Why VWO Excludes South Korea
The exclusion of South Korea from VWO’s holdings stems from FTSE’s decision to categorize it as a developed market back in 2009. This distinction means that Korean companies do not form part of the VWO index, affecting the fund’s exposure to those high-performing stocks. VWO’s methodology prioritizes other emerging market giants like China, Taiwan, and India.
How Has This Affected Returns?
The impact of this exclusion was notable as South Korea’s stock market experienced a significant rally. The iShares MSCI South Korea ETF (NYSEARCA: EWY) recorded impressive returns, driven by strong performance from Samsung and SK Hynix. In contrast, EEM seized these gains due to its inclusion of South Korean names, affording it a competitive edge over VWO. VWO’s stance meant that its investors did not benefit from this market upswing.
Looking ahead, VWO serves investors who either hold separate Korean investments or wish to avoid exposure to the country’s market. Those seeking comprehensive emerging market exposure without other holdings might consider switching to EEM or pairing VWO with a Korean-specific ETF. This strategy can offer diversification benefits while managing costs associated with multiple funds.
“Investors need to consider regional allocations carefully,” advised an analyst familiar with emerging market trends.
A strategic reassessment is crucial for those with VWO as their sole emerging market holding. Transitioning to a different fund like EEM could provide better exposure to countries like South Korea. Cost-conscious investors are encouraged to balance expense ratios with portfolio diversification in their decisions.

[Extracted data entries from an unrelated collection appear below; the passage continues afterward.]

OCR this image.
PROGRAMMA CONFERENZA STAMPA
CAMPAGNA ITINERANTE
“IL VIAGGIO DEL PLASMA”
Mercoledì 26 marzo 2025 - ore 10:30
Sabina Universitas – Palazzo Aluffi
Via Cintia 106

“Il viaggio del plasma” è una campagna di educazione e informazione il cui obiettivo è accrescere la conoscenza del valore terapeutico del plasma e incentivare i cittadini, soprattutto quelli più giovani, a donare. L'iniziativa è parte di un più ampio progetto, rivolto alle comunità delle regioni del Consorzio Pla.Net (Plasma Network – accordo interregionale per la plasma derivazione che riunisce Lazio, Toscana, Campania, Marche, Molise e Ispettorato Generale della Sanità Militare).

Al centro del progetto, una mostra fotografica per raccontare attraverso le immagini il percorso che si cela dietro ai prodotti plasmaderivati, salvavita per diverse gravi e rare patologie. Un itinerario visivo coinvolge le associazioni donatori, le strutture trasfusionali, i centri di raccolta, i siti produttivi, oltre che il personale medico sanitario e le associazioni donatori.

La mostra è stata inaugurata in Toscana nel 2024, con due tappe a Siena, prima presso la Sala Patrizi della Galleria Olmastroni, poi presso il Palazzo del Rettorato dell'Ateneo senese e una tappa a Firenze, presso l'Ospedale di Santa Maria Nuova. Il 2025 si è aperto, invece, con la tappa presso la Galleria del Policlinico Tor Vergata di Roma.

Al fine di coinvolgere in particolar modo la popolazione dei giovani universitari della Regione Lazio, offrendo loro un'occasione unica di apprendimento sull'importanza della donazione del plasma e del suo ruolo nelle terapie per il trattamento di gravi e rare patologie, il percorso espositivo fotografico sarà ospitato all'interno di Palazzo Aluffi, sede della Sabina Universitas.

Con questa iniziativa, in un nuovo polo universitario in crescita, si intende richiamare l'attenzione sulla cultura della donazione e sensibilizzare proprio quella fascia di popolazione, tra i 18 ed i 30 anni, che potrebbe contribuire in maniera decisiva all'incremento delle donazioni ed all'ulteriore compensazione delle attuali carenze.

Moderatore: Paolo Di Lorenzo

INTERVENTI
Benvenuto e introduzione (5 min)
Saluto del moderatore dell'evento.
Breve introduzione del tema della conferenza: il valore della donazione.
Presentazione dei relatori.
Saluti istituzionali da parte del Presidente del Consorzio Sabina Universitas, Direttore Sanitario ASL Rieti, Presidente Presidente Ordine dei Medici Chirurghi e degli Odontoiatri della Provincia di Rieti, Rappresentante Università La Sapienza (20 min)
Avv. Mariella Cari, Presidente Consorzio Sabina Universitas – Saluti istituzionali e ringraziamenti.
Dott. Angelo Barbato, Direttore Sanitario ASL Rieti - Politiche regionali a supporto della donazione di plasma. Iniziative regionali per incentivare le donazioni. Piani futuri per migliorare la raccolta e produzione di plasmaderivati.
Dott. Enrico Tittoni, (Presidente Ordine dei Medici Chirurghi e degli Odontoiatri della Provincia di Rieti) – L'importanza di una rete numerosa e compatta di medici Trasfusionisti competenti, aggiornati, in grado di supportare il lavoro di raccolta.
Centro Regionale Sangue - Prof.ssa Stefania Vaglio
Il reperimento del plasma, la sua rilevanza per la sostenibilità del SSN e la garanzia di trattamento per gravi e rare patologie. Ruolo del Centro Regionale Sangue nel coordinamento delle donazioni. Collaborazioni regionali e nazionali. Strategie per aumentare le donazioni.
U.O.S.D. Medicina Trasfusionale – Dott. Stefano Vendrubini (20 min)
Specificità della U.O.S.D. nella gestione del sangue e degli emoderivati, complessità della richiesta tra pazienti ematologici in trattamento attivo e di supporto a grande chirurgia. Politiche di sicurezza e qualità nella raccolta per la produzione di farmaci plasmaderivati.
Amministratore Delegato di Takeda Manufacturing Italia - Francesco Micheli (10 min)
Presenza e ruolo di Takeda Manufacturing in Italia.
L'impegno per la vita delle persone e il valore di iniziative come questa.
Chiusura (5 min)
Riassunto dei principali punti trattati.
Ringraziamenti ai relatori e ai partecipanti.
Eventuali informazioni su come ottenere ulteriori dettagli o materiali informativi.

“Making informed decisions on holdings is increasingly vital,” noted a representative from Vanguard.
The VWO ETF’s exclusion of South Korea underlines the importance of understanding index methodologies when choosing investment vehicles. Investors should be aware of country classifications and their implications on ETF performance, particularly concerning emerging markets with dynamic growth prospects.